Work all problems completely and show your work. Provide electronic copies as appropriate. Make sure to clearly indicate your final solution.
1. Use the portal method to determine the approximate vertical reactions. Circles represent pinned connections. Note the pins on the horizontal beam are just to the right/left of the columns.
2. A steel 2" x 3" rectangular bar is 9' long (E = 29,000ksi) and is used in a truss. Write the appropriate local stiffness matrix.

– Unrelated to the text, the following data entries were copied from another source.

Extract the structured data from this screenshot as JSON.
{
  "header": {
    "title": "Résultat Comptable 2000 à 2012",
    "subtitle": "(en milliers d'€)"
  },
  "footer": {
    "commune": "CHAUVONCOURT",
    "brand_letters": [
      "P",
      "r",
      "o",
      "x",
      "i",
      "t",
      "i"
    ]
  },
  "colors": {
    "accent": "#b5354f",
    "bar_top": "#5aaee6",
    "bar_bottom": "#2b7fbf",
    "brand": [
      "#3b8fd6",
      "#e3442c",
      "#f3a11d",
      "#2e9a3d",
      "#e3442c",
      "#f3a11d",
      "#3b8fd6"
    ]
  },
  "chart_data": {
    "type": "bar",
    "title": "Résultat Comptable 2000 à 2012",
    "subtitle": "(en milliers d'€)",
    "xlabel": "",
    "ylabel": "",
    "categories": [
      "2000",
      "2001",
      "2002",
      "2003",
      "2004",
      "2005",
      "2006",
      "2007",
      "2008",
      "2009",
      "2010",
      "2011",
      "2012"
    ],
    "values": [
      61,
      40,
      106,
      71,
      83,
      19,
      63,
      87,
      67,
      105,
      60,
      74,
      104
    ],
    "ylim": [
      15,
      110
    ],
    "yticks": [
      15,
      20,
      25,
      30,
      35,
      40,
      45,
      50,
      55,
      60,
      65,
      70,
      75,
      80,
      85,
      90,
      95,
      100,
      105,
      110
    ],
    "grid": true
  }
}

3. Determine the internal moments and reactions at each support using Visual Analysis. Make sure you submit your .vap file along with your solution. Ignore the self-weight of the beam, and assume the E and I of the beam are constant about the length.

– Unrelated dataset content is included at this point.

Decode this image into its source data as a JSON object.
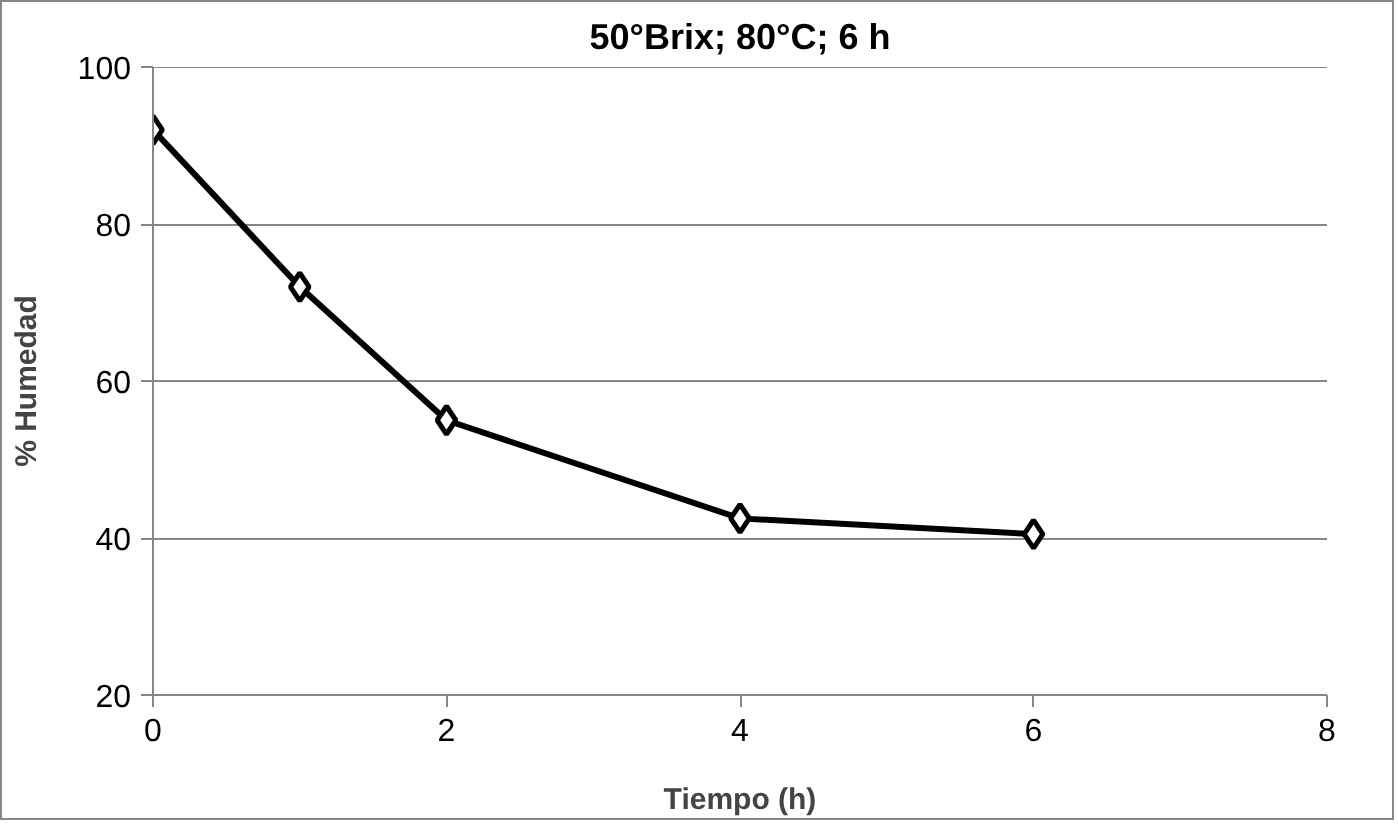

4. Determine the column loads at the base of the interior (highlighted) column in this office building, which is situated in a large open building lot. Include dead loads, roof live loads, floor (interior) live loads, and snow loads. The dead weight of the roof decking is 20psf, 18psf for the interior floors, and 12psf for the wall cladding. The ground snow load is 40psf, and you may ignore drifting and assume Ct=1.0.
5. Using the direct stiffness method, determine the following:
a. The global stiffness matrix [K]
Apply a point load P at node 3 pointing rightward, and determine:
b. The displacements at nodes 2, 3, and 4.
c. The reactions at nodes 1 and 5.
Note: Do not substitute values for P and k. Leave the solutions as variables. You must show your work to get full credit.
6. Calculate the global structure stiffness matrix for the truss structure shown, which is made from pieces of 2x6 Douglas fir lumber (1.5" x 5.5" in cross-section, modulus of elasticity of 1,600,000psi)
Do not solve for any displacements or reactions, and make sure you assign node numbers to facilitate partitioning.